On researching sports and the Olympics: a curator's perspective
Simone Bacchini writes:
I have been in my current post and writing for this blog for just over a year now. It’s been busy but extremely interesting at the same time. In one of my earlier contributions to this blog, I wrote about my friends’ surprise - and indeed my own - at being asked to write about sport and the Olympics. If there is such thing as a sports gene, surely I must have been some place else when it was distributed (dozing off, most likely). Or so I thought.
I’m not sure if my recent purchase of gym membership, and actually going, might be considered a materialisation of one of the promised legacies of London hosting the 2012 Games: more people becoming more physically active. And anyway, if you were to witness my pitiful performance on the treadmill or my trying to lift ludicrously small weights, you’d probably wish I hadn’t. What I am certain of, however, is the personal and professional ‘legacy’ of flexing my curatorial muscle to lift out of obscurity some of the many resources that the British Library can offer to people researching sport and its links with society.
Over the past months, sometimes unaided but very often with the assistance of more experienced colleagues, I’ve come across a wealth of information and material on sport and the Olympics, the breadth of which is simply astounding.
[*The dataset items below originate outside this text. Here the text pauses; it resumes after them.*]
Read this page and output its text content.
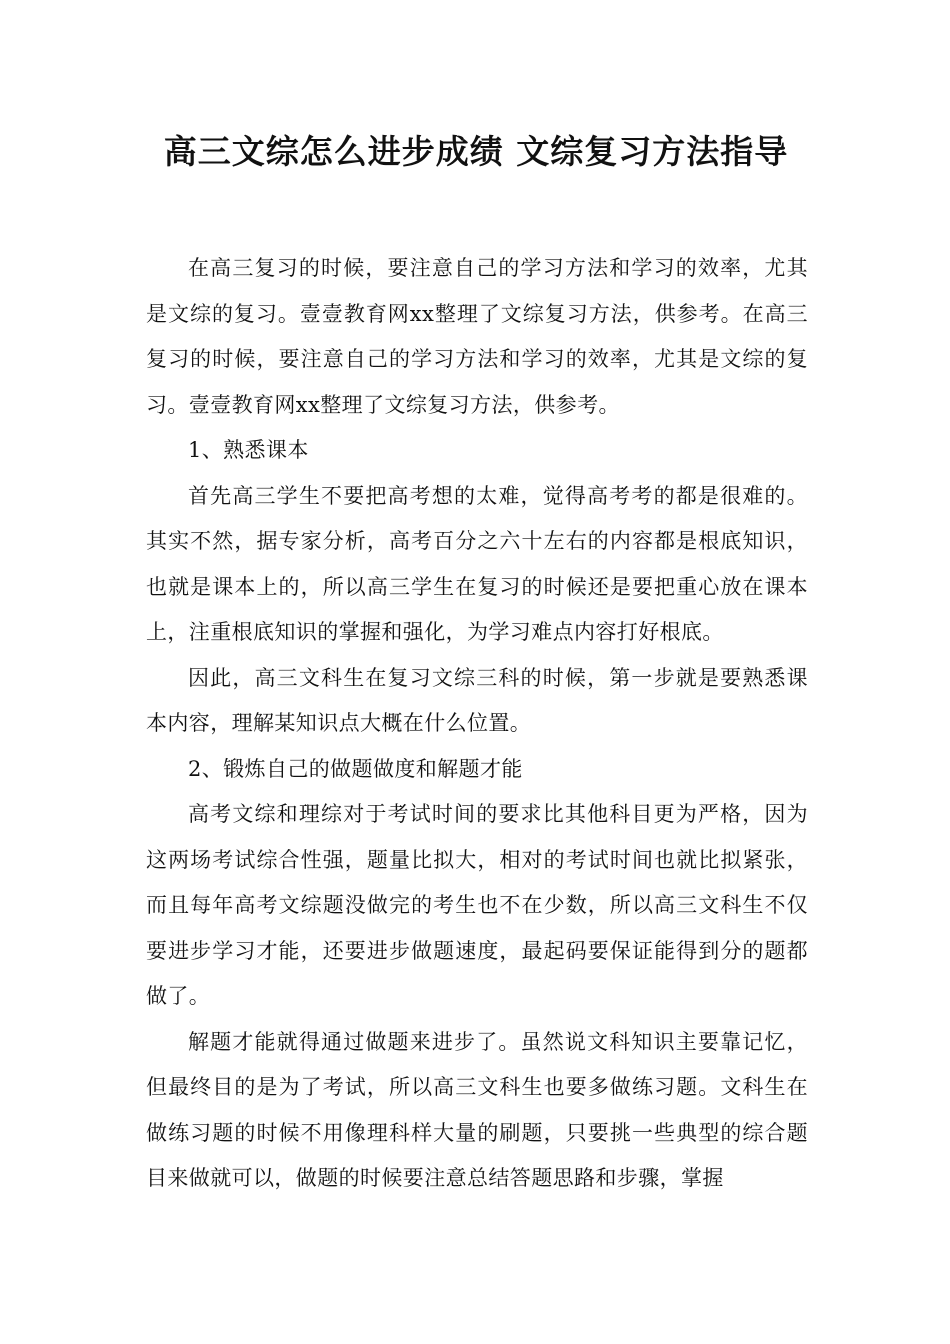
高三文综怎么进步成绩 文综复习方法指导

在高三复习的时候，要注意自己的学习方法和学习的效率，尤其是文综的复习。壹壹教育网xx整理了文综复习方法，供参考。在高三复习的时候，要注意自己的学习方法和学习的效率，尤其是文综的复习。壹壹教育网xx整理了文综复习方法，供参考。

1、熟悉课本

首先高三学生不要把高考想的太难，觉得高考考的都是很难的。其实不然，据专家分析，高考百分之六十左右的内容都是根底知识，也就是课本上的，所以高三学生在复习的时候还是要把重心放在课本上，注重根底知识的掌握和强化，为学习难点内容打好根底。

因此，高三文科生在复习文综三科的时候，第一步就是要熟悉课本内容，理解某知识点大概在什么位置。

2、锻炼自己的做题做度和解题才能

高考文综和理综对于考试时间的要求比其他科目更为严格，因为这两场考试综合性强，题量比拟大，相对的考试时间也就比拟紧张，而且每年高考文综题没做完的考生也不在少数，所以高三文科生不仅要进步学习才能，还要进步做题速度，最起码要保证能得到分的题都做了。

解题才能就得通过做题来进步了。虽然说文科知识主要靠记忆，但最终目的是为了考试，所以高三文科生也要多做练习题。文科生在做练习题的时候不用像理科样大量的刷题，只要挑一些典型的综合题目来做就可以，做题的时候要注意总结答题思路和步骤，掌握
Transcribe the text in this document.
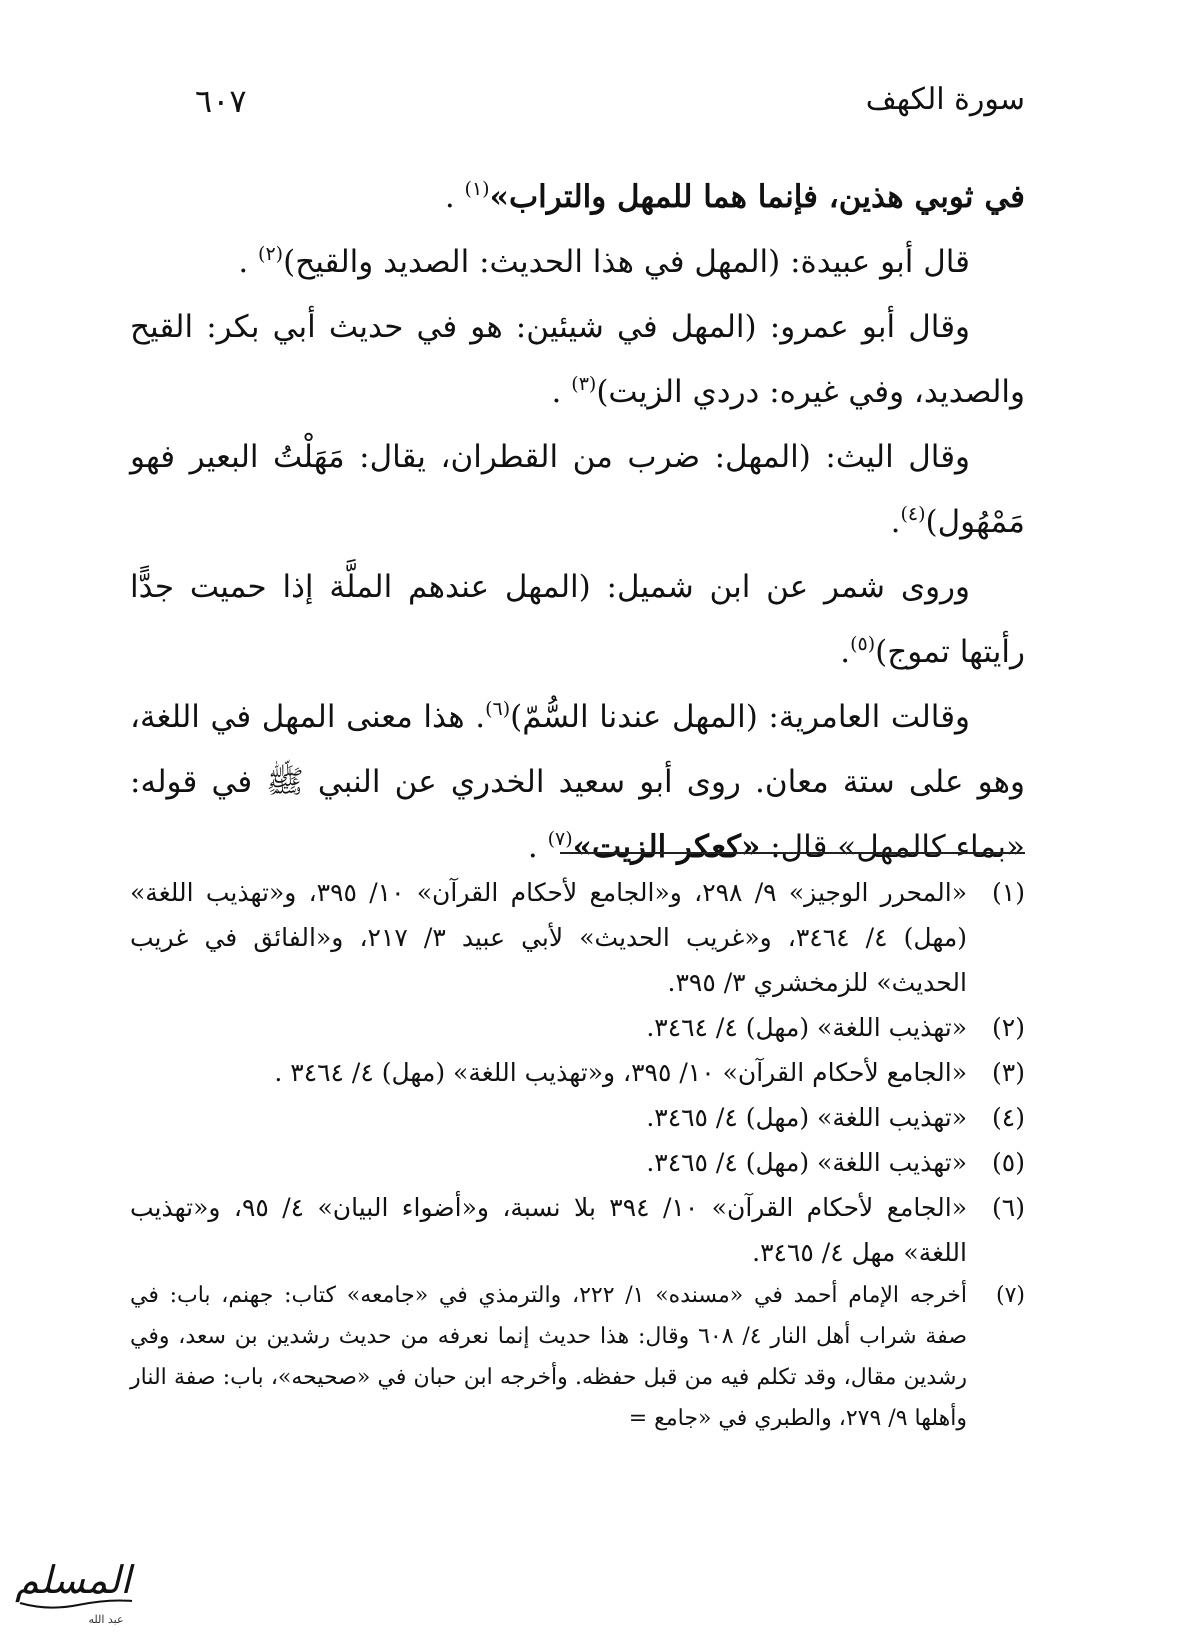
سورة الكهف
٦٠٧

في ثوبي هذين، فإنما هما للمهل والتراب»$^{(١)}$ .

قال أبو عبيدة: (المهل في هذا الحديث: الصديد والقيح)$^{(٢)}$ .

وقال أبو عمرو: (المهل في شيئين: هو في حديث أبي بكر: القيح والصديد، وفي غيره: دردي الزيت)$^{(٣)}$ .

وقال اليث: (المهل: ضرب من القطران، يقال: مَهَلْتُ البعير فهو مَمْهُول)$^{(٤)}$.

وروى شمر عن ابن شميل: (المهل عندهم الملَّة إذا حميت جدًّا رأيتها تموج)$^{(٥)}$.

وقالت العامرية: (المهل عندنا السُّمّ)$^{(٦)}$. هذا معنى المهل في اللغة، وهو على ستة معان. روى أبو سعيد الخدري عن النبي ﷺ في قوله: «بماء كالمهل» قال: «كعكر الزيت»$^{(٧)}$ .

(١)
«المحرر الوجيز» ٩/ ٢٩٨، و«الجامع لأحكام القرآن» ١٠/ ٣٩٥، و«تهذيب اللغة» (مهل) ٤/ ٣٤٦٤، و«غريب الحديث» لأبي عبيد ٣/ ٢١٧، و«الفائق في غريب الحديث» للزمخشري ٣/ ٣٩٥.
(٢)
«تهذيب اللغة» (مهل) ٤/ ٣٤٦٤.
(٣)
«الجامع لأحكام القرآن» ١٠/ ٣٩٥، و«تهذيب اللغة» (مهل) ٤/ ٣٤٦٤ .
(٤)
«تهذيب اللغة» (مهل) ٤/ ٣٤٦٥.
(٥)
«تهذيب اللغة» (مهل) ٤/ ٣٤٦٥.
(٦)
«الجامع لأحكام القرآن» ١٠/ ٣٩٤ بلا نسبة، و«أضواء البيان» ٤/ ٩٥، و«تهذيب اللغة» مهل ٤/ ٣٤٦٥.
(٧)
أخرجه الإمام أحمد في «مسنده» ١/ ٢٢٢، والترمذي في «جامعه» كتاب: جهنم، باب: في صفة شراب أهل النار ٤/ ٦٠٨ وقال: هذا حديث إنما نعرفه من حديث رشدين بن سعد، وفي رشدين مقال، وقد تكلم فيه من قبل حفظه. وأخرجه ابن حبان في «صحيحه»، باب: صفة النار وأهلها ٩/ ٢٧٩، والطبري في «جامع =
المسلم
عبد الله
From black and white pictures of beefy men wearing leotards and Roman sandals to recorded interviews with ageing British athletes, telling of their training in their spare time to compete at the London 1948 Games. I have been fortunate enough to correspond with historians of football in Argentina and scholars of sport and disability in North America. Perusing the Library’s vast philatelic collection, I’ve been amazed by the ability of tiny bits of paper to help shed light on the significance of sporting events for national communities. Soon I’ll meet, you won’t believe this, the curator of our mediaeval manuscripts collection to find out how some of their materials could be of use to our Sport and Society website (I told you wouldn’t believe this – just wait and see). And how could I forget the time I was interviewed by a young schoolboy on the shape, size, and design of the medals for the 1908 Games? That was hard work.
Whatever one thinks of London hosting the Olympics, and opinion is by no means unanimous, one thing is certain: it is a unique event that – for good or bad – will be discussed and analysed for years to come. Long after all the Olympians, Paralympians, dignitaries, and visitors have left, a wealth of material will be left behind for the researchers of the future. Hopefully, by using it they’ll be able to tell us more about not only the Games but also about us, as a nation.
As a curator, my hope is that the material that will have been collected and presented on these virtual pages will be of help. It may not be an astonishing legacy, but it will be good enough for me. And the good news is you too can contribute to it. You can submit material or help us discover items we didn’t know we had or use known ones in novel ways. So, if you tire of the gym, track or swimming pool, pop into the Library.